Au Canada et au Québec, le vent semble tourner rapidement. On entre dans la période où les effets du resserrement sont les plus importants, puisque le début du cycle de resserrement date maintenant de plus de 18 mois. La faiblesse de l’économie est indéniable, surtout si l’on considère l’accélération de la croissance démographique : le PIB réel par habitant s’inscrit à -2 % en variation annuelle, en date du deuxième trimestre. En parallèle, le taux de chômage est en hausse depuis le mois de mai, et compte tenu du relâchement des tensions sur le marché du travail, nous prévoyons de nouvelles augmentations.
Si l’on ajoute le frein persistant que constitue l’effet des renouvellements de prêts hypothécaires, nous prévoyons que le Canada entrera dans une légère récession au tournant de l’année.
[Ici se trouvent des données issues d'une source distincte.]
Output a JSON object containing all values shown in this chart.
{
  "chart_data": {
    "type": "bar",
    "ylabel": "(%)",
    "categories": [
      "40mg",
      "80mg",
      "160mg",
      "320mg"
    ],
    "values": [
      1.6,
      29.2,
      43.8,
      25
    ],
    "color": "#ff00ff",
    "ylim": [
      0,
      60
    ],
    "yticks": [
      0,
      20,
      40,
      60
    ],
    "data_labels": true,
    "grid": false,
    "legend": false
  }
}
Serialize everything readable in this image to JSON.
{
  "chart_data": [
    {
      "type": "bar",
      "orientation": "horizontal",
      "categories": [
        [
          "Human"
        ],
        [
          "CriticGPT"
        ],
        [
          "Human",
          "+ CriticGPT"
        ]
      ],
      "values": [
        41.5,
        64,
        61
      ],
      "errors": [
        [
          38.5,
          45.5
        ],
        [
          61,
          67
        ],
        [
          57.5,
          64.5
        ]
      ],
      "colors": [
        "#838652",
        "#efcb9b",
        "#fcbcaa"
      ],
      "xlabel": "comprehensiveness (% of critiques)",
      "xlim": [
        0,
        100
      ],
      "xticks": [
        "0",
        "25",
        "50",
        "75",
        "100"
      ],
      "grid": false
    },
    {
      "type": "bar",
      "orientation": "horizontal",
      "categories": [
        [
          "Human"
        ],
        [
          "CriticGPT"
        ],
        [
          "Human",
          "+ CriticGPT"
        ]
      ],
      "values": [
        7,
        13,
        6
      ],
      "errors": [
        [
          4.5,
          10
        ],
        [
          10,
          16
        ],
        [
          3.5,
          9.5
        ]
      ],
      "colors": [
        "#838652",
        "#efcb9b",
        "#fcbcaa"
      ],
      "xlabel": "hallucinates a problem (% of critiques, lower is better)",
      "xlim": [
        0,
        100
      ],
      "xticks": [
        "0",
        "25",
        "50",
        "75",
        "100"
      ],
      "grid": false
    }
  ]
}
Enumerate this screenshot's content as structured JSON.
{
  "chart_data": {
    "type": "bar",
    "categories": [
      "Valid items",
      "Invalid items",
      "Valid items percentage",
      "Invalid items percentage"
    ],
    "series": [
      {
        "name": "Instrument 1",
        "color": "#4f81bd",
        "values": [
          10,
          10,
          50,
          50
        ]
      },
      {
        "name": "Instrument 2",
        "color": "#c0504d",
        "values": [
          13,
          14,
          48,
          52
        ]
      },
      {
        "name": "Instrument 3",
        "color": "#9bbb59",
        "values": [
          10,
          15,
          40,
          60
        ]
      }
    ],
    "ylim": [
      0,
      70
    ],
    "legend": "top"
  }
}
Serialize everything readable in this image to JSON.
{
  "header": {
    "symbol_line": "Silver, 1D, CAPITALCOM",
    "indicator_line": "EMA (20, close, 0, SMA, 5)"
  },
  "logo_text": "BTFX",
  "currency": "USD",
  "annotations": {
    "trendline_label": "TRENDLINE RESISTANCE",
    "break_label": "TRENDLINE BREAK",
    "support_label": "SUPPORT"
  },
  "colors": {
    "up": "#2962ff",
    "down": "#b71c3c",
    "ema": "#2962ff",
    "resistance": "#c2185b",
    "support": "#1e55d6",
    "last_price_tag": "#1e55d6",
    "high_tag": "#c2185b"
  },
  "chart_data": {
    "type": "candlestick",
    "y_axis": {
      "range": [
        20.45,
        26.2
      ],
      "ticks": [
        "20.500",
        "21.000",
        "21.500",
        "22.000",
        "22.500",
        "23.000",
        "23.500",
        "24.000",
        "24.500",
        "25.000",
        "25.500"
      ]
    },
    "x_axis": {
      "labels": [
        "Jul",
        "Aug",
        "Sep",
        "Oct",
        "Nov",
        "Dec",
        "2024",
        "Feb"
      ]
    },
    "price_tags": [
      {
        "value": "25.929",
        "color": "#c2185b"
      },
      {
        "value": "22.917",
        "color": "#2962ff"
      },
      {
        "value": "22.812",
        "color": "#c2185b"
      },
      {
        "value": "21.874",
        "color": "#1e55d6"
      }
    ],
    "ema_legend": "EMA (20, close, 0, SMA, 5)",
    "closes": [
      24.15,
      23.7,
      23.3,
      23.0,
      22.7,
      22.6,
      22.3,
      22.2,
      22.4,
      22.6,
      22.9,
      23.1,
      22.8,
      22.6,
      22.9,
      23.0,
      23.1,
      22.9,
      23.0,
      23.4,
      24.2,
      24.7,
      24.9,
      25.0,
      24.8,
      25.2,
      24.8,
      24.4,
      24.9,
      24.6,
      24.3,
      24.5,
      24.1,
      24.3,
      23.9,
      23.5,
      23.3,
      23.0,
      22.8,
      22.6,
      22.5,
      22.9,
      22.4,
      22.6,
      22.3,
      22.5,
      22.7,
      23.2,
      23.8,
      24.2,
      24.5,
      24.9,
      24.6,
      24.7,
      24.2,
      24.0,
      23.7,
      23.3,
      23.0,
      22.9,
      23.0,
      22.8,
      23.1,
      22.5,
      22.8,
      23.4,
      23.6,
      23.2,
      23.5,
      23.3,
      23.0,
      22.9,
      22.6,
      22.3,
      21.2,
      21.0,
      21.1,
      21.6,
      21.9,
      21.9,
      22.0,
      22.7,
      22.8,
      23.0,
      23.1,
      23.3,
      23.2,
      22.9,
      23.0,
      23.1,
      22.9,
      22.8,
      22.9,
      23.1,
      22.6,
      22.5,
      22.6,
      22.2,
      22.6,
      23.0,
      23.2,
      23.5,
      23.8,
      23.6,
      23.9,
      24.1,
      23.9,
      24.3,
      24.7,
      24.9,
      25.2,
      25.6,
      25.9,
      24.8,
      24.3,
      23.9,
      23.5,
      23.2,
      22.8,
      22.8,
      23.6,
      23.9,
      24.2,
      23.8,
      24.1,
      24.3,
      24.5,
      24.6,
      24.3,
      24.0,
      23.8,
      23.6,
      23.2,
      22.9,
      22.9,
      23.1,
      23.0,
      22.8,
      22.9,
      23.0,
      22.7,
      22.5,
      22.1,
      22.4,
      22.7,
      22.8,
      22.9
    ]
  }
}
Cela signifie que les taux d’intérêt ne resteront pas élevés pour encore très longtemps. D’ici mars prochain, nous pensons que la Banque du Canada estimera que le processus de rééquilibrage de l’offre et de la demande est suffisamment enraciné pour justifier un certain assouplissement de la politique monétaire. Toutefois, l’objectif d’une inflation à 2 % ne sera probablement pas atteint avant la fin de l’année 2024, ce qui empêchera la Banque du Canada, comme la plupart des banques centrales, d’injecter des mesures de relance monétaire substantielles, comme ce fut le cas lors des précédents ralentissements.
Les coûts d’emprunt plus élevés et les inquiétudes persistantes concernant l’inflation limitant aussi la capacité de la politique budgétaire à soutenir l’économie, il n’y aura que peu d’éléments de relance pour propulser un rebond. Ainsi, bien que la prochaine récession ne sera pas excessivement douloureuse, nous devons tout de même nous attendre à ce que la reprise soit douloureusement lente.